通过例子学习PyTorch

最新推荐文章于 2025-03-26 19:32:35 发布

原创最新推荐文章于 2025-03-26 19:32:35 发布 · 546 阅读

1 ·

CC 4.0 BY-SA版权

文章标签：

#pytorch

研专栏收录该内容

7 篇文章

订阅专栏

部署运行你感兴趣的模型镜像

原文：LEARNING PYTORCH WITH EXAMPLES
作者：Justin Johnson
翻译：Jerry
时间：2019-01-22

PyTorch: Tensors

Numpy是一个很好的框架，但是它不能利用GPU来加速数值计算。对于现在的深度网络而言，GPU通常能提供50倍或更高的提速，所以很不幸的是，Numpy对深度学习来说是不够的。

这里我们介绍PyTorch中最基础的概念：Tensor。它与numpy array是同一个东西：一个Tensor是一个n维数组，PyTorch为操作Tensor提供了很多函数。Tensor能在后台持续跟踪计算图和梯度，并且它对科学计算来说也是一个通用的工具。

与numpy不同，PyTorch的Tensor可以利用GPU来甲酸数值计算。要在GPU上使用Tensor，只需要将其转换成一个新的数据类型。

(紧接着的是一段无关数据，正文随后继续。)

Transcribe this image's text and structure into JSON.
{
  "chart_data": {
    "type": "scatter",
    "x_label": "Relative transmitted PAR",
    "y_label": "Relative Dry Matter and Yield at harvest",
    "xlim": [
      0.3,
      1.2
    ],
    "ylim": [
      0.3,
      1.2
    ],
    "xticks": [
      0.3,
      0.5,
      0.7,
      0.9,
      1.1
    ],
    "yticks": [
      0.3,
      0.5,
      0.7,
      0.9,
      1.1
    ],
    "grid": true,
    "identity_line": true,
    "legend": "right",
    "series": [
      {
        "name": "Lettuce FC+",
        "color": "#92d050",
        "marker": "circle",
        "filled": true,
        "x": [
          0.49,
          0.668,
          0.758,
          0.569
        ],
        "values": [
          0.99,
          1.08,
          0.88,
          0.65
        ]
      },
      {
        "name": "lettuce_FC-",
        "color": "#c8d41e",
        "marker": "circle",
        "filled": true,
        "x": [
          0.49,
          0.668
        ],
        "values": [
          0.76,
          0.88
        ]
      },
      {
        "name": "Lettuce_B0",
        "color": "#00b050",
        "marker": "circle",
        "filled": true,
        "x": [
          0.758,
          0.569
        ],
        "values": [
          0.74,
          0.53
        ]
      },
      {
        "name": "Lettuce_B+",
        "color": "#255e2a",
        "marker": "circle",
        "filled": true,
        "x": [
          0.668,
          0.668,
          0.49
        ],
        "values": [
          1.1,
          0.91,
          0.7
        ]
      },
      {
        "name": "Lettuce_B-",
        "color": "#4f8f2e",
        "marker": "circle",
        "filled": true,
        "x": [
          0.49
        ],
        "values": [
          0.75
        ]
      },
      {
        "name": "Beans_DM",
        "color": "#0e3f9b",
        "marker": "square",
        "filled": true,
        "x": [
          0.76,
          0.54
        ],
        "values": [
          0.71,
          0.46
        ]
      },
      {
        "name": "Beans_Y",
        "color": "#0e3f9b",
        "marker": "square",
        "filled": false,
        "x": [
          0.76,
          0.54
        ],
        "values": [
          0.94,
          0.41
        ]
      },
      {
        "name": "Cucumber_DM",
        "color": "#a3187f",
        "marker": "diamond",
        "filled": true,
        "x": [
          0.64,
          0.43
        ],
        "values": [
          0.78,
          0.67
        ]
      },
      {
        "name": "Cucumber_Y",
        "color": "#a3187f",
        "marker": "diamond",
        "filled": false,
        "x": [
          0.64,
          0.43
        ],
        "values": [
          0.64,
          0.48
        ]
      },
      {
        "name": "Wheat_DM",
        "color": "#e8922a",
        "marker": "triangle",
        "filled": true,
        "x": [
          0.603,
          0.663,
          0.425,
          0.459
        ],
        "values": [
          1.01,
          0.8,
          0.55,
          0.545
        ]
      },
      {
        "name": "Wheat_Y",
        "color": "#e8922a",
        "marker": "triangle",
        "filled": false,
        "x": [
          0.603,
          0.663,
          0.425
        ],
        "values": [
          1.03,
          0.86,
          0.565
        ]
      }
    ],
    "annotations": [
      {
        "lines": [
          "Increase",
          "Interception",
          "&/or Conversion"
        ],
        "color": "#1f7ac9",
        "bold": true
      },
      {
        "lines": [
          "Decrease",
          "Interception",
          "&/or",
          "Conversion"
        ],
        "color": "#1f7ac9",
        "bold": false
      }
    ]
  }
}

这里我们使用PyTorch的Tensor来实现一个两层网络以匹配随机数据。与numpy一样，这里我们需要自己实现神经网络的前向传播和反向传播：

dtype = torch.float
device = torch.device("cpu")
# device = torch.device("cuda:0") # 这行代码将使得PyTorch运行在GPU上

# N 是 batch size; D_in 是 输入层节点数;
# H 是 隐藏层节点数; D_out 是 输出层节点数.
N, D_in, H, D_out = 64, 1000, 100, 10

# 随机生成输入和输出
x = torch.randn(N, D_in, device=device, dtype=dtype)
y = torch.randn(N, D_out, device=device, dtype=dtype)

# 随机初始化权重
w1 = torch.randn(D_in, H, device=device, dtype=dtype)
w2 = torch.randn(H, D_out, device=device, dtype=dtype)

learning_rate = 1e-6
for t in range(500):
    # 前向传播：计算神经网络的预测值
    h = x.mm(w1)
    h_relu = h.clamp(min=0)
    y_pred = h_relu.mm(w2)

    # 计算、显示损失值
    loss = (y_pred - y).pow(2).sum().item()
    print(t, loss)

    # 反向传播：计算w1和w2的梯度
    grad_y_pred = 2.0 * (y_pred - y)
    grad_w2 = h_relu.t().mm(grad_y_pred)
    grad_h_relu = grad_y_pred.mm(w2.t())
    grad_h = grad_h_relu.clone()
    grad_h[h < 0] = 0
    grad_w1 = x.t().mm(grad_h)

    # 使用梯度更新权重
    w1 -= learning_rate * grad_w1
    w2 -= learning_rate * grad_w2

Autograd

PyTorch: Tensors and autograd

在上面的例子中，我们手动实现了神经网络的前向传播和反向传播。在一个小网络（例如上面的2层网络）中实现反向传播还不算太难，但是对于一个大型复杂网络而言，这是一件非常棘手的事情。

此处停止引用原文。